Question

(a) A long, straight solenoid has N turns, uniform cross-sectional area A, and length l. Show that the inductance of this solenoid is given by the equation L=μ0AN2/l. Assume that the magnetic field is uniform inside the solenoid and zero outside. (Your answer is approximate because B is actually smaller at the ends than at the center. For this reason, your answer is actually an upper limit on the inductance.) (b) A metallic laboratory spring is typically 5.00 cm long and 0.150 cm in diameter and has 50 coils. If you connect such a spring in an electric circuit, how much self-inductance must you include for it if you model it as an ideal solenoid?

Answer 1

Answer:

a. L = μ₀AN²/l b. 1.11 × 10⁻⁷ H

Explanation:

a.
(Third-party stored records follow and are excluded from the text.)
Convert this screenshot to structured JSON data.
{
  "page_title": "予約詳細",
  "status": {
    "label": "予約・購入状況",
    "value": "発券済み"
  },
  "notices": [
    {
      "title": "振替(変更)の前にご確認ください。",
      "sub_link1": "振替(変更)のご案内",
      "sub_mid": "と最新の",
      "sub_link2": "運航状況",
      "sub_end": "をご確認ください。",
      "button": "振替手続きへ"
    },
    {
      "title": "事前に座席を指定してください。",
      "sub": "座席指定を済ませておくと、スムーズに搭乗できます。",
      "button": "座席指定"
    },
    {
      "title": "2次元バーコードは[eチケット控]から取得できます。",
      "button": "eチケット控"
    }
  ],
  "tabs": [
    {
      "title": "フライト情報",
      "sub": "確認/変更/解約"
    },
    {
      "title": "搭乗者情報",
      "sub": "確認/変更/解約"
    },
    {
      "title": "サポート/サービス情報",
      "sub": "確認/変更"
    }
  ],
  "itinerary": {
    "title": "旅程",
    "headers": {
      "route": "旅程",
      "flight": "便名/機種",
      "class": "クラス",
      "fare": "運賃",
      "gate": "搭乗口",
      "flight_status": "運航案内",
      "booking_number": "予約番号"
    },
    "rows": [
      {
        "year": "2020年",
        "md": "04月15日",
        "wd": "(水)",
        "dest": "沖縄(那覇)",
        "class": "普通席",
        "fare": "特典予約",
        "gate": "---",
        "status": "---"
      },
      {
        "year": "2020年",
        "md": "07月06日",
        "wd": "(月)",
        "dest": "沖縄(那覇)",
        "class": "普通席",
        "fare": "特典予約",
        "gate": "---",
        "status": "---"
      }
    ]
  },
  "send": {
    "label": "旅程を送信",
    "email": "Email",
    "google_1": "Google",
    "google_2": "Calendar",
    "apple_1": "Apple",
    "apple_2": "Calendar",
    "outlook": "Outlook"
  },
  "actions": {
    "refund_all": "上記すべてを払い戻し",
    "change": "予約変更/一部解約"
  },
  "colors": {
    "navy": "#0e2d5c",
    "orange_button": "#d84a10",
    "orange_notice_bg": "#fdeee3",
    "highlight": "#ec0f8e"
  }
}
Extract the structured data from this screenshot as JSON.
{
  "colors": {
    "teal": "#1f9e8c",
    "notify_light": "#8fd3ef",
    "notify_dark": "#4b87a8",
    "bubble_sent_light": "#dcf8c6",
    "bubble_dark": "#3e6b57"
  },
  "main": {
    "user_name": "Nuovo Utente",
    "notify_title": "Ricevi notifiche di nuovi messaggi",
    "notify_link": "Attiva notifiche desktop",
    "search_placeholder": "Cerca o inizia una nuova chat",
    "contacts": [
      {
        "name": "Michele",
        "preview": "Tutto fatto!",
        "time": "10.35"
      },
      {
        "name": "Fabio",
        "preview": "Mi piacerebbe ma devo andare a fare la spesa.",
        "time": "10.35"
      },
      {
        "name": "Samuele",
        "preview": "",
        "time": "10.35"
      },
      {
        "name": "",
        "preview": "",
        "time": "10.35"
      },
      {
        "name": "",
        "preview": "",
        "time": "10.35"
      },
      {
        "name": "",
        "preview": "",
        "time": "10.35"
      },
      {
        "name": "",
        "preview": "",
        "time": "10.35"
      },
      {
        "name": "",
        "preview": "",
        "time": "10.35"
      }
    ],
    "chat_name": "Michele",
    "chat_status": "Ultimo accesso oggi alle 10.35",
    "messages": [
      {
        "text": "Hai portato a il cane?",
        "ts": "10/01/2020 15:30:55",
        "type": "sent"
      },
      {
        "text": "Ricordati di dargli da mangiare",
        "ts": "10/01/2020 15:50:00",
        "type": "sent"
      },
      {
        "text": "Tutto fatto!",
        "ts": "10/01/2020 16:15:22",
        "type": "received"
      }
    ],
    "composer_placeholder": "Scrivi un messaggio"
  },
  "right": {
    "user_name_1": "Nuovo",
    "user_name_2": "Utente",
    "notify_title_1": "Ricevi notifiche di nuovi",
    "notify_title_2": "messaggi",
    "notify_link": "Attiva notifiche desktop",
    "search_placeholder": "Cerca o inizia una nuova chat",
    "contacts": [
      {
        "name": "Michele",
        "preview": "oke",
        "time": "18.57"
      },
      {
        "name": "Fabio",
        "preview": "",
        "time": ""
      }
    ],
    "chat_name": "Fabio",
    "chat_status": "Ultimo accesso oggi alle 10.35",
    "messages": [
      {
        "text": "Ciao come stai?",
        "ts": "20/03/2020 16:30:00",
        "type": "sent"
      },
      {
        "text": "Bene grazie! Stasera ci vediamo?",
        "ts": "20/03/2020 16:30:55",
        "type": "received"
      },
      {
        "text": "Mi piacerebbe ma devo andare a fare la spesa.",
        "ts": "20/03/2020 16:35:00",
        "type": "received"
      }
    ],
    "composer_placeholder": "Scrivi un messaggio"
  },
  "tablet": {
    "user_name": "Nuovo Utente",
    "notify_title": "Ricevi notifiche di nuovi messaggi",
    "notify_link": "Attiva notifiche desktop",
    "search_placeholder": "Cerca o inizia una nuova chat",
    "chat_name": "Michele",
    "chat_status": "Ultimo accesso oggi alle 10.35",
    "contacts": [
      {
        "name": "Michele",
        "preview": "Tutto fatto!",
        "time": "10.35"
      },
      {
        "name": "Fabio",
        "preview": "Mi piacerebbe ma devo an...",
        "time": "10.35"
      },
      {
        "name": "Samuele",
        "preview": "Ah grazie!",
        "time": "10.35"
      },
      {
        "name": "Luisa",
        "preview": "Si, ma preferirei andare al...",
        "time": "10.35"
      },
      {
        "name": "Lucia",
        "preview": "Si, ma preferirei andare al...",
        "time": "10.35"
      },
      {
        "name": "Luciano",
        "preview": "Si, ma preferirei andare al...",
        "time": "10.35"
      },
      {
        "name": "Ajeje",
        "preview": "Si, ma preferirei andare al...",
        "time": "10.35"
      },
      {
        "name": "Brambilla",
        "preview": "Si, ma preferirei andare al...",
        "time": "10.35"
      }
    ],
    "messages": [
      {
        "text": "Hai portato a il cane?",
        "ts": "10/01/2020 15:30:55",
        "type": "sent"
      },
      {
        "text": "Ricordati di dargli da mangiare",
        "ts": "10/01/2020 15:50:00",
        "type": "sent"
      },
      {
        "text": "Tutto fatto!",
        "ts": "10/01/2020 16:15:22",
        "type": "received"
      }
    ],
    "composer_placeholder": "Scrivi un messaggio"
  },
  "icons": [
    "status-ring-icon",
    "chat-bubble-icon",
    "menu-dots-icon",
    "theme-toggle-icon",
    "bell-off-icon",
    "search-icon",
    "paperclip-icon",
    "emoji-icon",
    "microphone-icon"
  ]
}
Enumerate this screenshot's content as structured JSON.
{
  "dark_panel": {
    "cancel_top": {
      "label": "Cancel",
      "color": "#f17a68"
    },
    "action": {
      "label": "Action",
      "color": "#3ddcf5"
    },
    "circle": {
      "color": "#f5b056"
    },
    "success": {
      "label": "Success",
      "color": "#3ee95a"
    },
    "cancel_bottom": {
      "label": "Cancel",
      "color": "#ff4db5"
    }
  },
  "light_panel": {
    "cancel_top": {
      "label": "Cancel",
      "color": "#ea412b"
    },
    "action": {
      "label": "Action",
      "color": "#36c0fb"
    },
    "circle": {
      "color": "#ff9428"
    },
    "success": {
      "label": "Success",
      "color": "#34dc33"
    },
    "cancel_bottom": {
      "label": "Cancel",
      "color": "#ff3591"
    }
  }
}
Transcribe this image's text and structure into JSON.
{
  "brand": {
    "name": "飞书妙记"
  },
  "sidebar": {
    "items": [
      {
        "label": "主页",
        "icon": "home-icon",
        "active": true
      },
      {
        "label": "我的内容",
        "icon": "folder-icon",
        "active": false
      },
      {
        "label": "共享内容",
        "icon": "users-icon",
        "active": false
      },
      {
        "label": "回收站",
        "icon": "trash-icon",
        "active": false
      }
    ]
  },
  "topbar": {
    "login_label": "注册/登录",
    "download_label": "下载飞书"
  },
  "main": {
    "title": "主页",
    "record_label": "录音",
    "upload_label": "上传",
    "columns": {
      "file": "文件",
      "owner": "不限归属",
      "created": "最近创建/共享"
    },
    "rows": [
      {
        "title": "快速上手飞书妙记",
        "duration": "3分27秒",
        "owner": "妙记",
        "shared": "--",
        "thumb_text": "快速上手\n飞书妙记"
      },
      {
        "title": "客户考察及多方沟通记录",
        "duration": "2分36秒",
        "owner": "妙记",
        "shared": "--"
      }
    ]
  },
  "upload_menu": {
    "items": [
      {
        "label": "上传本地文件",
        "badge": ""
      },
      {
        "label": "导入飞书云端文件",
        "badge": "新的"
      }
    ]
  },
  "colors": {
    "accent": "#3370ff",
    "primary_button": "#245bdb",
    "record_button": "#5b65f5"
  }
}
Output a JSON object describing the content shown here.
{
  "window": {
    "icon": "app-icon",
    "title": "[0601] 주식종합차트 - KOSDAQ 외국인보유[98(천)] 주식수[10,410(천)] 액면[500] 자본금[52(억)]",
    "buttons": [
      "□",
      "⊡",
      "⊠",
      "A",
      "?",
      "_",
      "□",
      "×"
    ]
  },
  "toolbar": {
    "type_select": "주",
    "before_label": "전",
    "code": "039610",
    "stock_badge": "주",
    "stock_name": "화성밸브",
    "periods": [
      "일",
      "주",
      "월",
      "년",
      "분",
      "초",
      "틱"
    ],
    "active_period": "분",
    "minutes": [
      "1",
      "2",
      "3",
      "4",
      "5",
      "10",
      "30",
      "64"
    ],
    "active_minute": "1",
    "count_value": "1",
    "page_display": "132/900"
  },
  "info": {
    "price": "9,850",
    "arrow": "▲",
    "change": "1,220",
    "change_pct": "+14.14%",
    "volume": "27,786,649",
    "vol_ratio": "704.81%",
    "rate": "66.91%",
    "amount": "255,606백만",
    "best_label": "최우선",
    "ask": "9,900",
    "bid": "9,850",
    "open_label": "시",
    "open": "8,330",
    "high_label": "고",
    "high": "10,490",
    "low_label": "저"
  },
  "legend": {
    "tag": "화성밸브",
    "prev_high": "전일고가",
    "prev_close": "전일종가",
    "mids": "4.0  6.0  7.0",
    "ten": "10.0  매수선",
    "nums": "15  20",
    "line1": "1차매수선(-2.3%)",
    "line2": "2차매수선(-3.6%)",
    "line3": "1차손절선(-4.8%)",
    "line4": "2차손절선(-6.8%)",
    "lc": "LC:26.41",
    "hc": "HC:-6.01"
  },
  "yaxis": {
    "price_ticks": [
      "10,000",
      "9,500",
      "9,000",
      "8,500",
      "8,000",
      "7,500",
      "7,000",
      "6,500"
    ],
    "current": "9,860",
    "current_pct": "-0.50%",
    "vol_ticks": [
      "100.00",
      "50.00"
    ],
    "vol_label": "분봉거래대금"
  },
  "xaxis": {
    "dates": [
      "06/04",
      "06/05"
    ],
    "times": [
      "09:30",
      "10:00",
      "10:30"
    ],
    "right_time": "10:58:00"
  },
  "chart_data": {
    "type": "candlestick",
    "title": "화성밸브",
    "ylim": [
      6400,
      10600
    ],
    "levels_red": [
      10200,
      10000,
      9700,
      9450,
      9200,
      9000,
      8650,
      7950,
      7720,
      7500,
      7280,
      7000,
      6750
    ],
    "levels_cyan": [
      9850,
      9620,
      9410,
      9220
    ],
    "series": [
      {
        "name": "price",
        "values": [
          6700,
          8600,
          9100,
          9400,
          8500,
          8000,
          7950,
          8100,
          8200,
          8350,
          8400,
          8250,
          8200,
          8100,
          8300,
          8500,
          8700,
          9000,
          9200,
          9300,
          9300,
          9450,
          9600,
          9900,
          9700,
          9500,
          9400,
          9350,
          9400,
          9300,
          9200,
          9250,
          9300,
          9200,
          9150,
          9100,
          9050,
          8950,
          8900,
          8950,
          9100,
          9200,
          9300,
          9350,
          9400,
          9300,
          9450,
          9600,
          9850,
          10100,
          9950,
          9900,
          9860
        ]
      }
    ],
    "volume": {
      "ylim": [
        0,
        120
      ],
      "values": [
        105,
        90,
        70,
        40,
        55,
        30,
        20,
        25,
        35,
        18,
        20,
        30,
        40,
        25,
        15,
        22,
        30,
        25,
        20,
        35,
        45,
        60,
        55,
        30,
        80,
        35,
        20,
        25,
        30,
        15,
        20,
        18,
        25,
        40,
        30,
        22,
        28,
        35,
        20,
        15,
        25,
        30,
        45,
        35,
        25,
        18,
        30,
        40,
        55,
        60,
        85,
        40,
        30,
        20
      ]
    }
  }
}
The magnetic flux through the solenoid, Ф = NAB where N = number of turns of solenoid, A = cross-sectional area of solenoid and B = magnetic field at center of solenoid = μ₀ni where μ₀ = permeability of free space, n = number of turns per unit length = N/l where l = length of solenoid and i = current in solenoid.

Also, Li = Ф where L = inductance of solenoid.

So, Li = NAB

= NA(μ₀ni)

= NA(μ₀Ni/l)

Li = μ₀AN²i/l

dividing both sides by i, we have

So, L = μ₀AN²/l

b. The self- inductance, L = μ₀AN²/l where

A = πd²/4 where d = diameter of solenoid = 0.150 cm = 1.5 × 10⁻³ m, N = 50 turns, μ₀ = 4π × 10⁻⁷ H/m and l = 5.00 cm = 5 × 10⁻² m

So, L = μ₀AN²/l

L = μ₀πd²N²/4l

L = 4π × 10⁻⁷ H/m × π(1.5 × 10⁻³ m)²(50)²/(4 × 5 × 10⁻² m)

L = 11,103.3 × 10⁻¹¹ H

L = 1.11033 × 10⁻⁷ H

L ≅ 1.11 × 10⁻⁷ H